By Riham Alkousaa
BERLIN (Reuters) – Frank Vogel, a 64-year-old local politician from the eastern German Erzgebirge region, has been scrambling to find ways to keep nursing homes open when a vaccine mandate for healthcare workers takes effect next month.
His region near the Czech border has one of the lowest vaccination rates in Germany. With only 57% of healthcare workers there having received two shots against the coronavirus, implementing the mandate would result in staff shortages that would force facilities to shut.
“In the end, you have the question: How do you then deal with the people being cared for in these facilities?” Vogel told Reuters.
Requiring healthcare staff to get vaccinated by March 15 is the first step in the new government’s plan to make shots compulsory for all adults.
But it has stirred concerns that thousands will be out of a job, leaving hospitals and nursing homes understaffed and overwhelming the healthcare system two years into the pandemic.
On Wednesday, German Chancellor Olaf Scholz announced an easing of COVID-19 restrictions as a recent surge from the more infectious Omicron variant appeared to have passed its peak.
But he said a general vaccine mandate was still necessary to deal with possible new variants and a worsening situation in autumn and winter.
The debate in Germany highlights the difficulty in making vaccinations compulsory in the country’s federal system and is likely to undermine efforts to extend the rule to all adults.
STAFF SHORTAGES
Germany has a lower vaccination rate than many other western European nations at about 75% fully vaccinated. Around 92% of hospital workers have received two shots against the virus, a survey by the Robert Koch Institute showed.
Christine Vogler, head of the German Nursing Council (DPR), said the mandate would hit a sector already suffering staff shortages two years into the pandemic, with more than 200,000 nursing jobs currently unfilled.
“I have a choice between unvaccinated caregivers and no care at all. This is a bad solution,” she said.
Vogel and other district councillors in the eastern state of Saxony, which has Germany’s lowest vaccination rate and where almost 30% of healthcare staff are unvaccinated, have begged federal and state health authorities to scrap the mandate which passed parliament in December.
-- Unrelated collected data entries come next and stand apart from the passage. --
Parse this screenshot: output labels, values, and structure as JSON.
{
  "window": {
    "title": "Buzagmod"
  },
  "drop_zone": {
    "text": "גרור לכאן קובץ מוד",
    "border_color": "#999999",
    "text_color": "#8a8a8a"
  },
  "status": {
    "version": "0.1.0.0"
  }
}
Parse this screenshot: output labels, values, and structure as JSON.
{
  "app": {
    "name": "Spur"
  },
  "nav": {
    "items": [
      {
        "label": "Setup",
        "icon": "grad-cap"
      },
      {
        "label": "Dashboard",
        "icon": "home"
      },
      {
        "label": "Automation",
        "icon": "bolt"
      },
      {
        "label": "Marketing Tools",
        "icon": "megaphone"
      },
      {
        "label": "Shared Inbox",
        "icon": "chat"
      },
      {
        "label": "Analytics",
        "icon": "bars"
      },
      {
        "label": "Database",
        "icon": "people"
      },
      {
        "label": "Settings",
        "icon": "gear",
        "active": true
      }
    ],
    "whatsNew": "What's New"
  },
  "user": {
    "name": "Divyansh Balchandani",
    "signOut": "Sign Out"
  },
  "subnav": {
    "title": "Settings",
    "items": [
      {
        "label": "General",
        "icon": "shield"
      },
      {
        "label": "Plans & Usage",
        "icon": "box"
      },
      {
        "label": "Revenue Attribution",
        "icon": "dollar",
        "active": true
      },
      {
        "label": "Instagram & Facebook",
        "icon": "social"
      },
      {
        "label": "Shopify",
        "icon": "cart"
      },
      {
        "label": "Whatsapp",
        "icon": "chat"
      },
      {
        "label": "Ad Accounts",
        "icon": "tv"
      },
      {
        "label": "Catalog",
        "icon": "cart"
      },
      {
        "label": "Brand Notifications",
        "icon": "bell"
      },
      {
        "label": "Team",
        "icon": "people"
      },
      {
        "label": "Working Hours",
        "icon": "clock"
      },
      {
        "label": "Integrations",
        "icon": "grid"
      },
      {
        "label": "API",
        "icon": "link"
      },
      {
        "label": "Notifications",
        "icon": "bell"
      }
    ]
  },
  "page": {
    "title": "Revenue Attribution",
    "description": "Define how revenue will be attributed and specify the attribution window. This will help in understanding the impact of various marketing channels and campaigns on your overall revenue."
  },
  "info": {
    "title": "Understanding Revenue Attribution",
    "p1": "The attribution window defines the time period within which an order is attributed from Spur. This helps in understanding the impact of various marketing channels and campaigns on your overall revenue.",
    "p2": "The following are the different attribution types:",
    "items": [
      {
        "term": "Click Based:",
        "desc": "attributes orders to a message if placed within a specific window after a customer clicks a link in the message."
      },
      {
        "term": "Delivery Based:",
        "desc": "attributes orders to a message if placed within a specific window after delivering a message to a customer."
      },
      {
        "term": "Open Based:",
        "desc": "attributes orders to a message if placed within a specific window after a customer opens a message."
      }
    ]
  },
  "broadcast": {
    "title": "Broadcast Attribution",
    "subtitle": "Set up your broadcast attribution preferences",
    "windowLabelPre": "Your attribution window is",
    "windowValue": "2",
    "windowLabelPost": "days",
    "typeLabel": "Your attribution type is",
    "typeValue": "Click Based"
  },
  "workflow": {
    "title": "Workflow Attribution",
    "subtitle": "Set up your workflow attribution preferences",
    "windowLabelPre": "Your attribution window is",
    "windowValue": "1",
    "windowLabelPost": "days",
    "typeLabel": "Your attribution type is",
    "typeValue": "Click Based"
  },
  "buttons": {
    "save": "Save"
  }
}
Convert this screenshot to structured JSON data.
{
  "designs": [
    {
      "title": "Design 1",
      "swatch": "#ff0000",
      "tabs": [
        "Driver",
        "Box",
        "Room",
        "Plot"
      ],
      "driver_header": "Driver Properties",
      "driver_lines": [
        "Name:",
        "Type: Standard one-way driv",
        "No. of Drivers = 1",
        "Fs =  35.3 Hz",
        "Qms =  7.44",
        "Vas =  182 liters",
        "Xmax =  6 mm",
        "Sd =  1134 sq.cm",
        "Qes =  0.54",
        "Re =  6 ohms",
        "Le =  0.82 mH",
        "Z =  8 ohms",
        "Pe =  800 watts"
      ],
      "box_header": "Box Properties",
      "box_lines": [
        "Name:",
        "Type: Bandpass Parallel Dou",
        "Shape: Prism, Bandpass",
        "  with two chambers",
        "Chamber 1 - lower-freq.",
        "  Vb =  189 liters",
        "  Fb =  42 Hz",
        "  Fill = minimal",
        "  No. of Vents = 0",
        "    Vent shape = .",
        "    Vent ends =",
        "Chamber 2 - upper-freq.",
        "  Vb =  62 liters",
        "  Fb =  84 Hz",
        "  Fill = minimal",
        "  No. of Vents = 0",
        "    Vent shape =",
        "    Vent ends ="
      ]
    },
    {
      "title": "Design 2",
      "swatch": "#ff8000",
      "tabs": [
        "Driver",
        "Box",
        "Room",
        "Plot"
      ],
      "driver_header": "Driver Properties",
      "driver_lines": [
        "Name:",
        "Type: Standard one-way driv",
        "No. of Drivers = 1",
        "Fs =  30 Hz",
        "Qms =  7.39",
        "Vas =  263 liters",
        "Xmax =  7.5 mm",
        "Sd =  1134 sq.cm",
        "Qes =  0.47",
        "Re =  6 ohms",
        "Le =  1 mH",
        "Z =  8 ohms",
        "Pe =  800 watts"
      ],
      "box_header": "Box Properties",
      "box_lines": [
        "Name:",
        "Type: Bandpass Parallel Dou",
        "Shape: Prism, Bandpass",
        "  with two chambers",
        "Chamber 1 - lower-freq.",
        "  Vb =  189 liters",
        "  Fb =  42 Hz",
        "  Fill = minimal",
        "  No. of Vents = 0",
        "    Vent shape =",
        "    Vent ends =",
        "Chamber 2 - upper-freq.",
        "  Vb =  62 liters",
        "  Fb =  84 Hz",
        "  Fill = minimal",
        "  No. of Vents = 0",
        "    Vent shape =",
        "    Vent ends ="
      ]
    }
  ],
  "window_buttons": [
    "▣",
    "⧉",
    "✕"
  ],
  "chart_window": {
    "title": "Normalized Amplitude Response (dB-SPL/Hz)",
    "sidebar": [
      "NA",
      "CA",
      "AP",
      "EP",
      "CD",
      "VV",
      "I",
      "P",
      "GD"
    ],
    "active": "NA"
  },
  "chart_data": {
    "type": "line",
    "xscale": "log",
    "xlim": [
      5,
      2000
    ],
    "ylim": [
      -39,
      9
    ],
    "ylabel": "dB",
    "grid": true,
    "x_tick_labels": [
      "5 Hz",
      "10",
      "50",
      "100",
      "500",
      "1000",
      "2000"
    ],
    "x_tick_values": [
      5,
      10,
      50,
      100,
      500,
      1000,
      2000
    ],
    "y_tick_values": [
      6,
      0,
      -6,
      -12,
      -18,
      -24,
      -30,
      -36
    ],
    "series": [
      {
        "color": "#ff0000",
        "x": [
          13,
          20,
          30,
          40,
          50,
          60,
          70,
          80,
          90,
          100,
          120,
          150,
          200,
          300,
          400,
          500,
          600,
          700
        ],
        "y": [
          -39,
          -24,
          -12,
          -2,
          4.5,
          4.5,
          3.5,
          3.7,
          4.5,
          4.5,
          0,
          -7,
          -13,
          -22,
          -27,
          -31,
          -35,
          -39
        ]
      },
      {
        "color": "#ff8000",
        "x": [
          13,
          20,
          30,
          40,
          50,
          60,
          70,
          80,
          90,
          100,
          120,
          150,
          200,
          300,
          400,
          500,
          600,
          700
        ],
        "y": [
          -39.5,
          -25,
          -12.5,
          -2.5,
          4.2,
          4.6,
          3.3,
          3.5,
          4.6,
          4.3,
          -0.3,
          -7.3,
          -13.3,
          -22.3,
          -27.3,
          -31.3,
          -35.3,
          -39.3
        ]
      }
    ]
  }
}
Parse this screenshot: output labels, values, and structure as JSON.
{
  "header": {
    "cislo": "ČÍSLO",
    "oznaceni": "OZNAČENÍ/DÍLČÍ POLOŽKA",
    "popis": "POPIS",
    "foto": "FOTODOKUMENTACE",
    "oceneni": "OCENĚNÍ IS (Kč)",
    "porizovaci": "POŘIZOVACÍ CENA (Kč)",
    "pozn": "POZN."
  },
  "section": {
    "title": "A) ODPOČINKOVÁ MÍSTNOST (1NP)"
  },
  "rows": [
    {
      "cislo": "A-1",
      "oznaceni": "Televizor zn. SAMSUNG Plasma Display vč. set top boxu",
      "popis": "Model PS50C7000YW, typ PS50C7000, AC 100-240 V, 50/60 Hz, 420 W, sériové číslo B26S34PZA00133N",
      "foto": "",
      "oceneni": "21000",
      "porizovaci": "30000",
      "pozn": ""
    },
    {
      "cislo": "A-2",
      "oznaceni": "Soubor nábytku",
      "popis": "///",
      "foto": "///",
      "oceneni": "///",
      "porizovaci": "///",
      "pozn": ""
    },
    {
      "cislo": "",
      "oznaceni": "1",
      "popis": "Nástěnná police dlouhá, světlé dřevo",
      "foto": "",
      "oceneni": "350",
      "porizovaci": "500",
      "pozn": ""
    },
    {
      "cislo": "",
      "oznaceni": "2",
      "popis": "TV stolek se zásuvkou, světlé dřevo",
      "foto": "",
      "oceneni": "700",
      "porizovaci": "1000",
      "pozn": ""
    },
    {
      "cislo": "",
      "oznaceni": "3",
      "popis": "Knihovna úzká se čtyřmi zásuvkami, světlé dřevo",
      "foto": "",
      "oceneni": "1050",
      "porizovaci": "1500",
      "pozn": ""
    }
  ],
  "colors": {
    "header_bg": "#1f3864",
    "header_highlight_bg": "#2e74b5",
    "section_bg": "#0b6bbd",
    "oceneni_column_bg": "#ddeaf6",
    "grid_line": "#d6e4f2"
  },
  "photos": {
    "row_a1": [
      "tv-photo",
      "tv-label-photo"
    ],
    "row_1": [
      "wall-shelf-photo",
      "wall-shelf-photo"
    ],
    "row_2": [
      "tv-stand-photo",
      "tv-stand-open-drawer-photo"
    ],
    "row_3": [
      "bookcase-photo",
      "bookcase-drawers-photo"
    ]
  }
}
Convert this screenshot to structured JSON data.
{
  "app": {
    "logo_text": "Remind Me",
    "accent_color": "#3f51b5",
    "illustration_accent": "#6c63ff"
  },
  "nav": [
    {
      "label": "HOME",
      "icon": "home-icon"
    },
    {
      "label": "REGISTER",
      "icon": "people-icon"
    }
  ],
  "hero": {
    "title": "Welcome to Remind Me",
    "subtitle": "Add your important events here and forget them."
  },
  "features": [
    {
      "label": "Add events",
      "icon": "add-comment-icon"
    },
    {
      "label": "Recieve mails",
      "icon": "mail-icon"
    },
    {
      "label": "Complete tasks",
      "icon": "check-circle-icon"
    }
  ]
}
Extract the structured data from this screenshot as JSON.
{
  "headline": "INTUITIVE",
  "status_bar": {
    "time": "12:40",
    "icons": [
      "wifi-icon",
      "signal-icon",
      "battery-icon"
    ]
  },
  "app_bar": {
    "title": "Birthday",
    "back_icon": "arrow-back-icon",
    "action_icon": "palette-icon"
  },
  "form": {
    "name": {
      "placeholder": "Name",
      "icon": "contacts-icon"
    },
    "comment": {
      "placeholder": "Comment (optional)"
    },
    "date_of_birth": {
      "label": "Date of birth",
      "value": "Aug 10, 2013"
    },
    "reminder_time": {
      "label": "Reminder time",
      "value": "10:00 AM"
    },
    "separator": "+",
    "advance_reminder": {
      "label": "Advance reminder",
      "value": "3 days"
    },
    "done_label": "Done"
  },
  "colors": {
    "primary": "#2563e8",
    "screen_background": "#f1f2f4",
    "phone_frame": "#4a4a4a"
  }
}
But after a meeting of state health ministers last week, it looks likely to go ahead. All 16 states agreed to implement the law as long as they are allowed to find ways to avoid staff shortages.
For instance, facilities could use former nursing staff or people with no nursing training to give support in non-medical areas, a spokesperson for the health ministry said.
Even so, Eike Hennig, head of the medical office of the eastern city of Magdeburg, said he was sceptical about implementing the rule in a city in which around 900 healthcare workers, 10% of total staff, are still unvaccinated.
He suggested the next few weeks could be used to convince workers to be vaccinated with the newly approved Novavax vaccine, whose more traditional technology could win over some skeptics.
‘FEEL BETRAYED’
However the looming mandate, stressful work conditions particularly during the pandemic, and low pay already appear to prompted some to leave the profession.
Almost 23,000 healthcare workers have registered as job seekers in the past two months, up 60% year-on-year, data from the federal Labour Office showed.
“We are currently registering resignations of nursing staff. They say ‘I won’t get involved in this situation from March 15, I will become unemployed.’ That can’t be the goal,” Hennig said.
Stefanie Bresnik, a 36-year-old nurse in the western city of Dusseldorf, said almost half of her colleagues are, like her, unvaccinated.
She said neither the mandate nor the Novavax vaccine would convince her get a shot. On Saturday, she organised a protest along with other colleagues against the mandate in the city.
“We feel … betrayed. So we were good enough to be exposed to this risk for these two years, and now we should get vaccinated and give up this self-determination right over our bodies? No!” Bresnik said.
Some healthcare workers have sought to challenge the mandate but Germany’s top court earlier this month rejected emergency petitions.
“In my opinion, the solution at the moment is to drop the mandate and to see how the COVID pandemic develops,” Vogel said.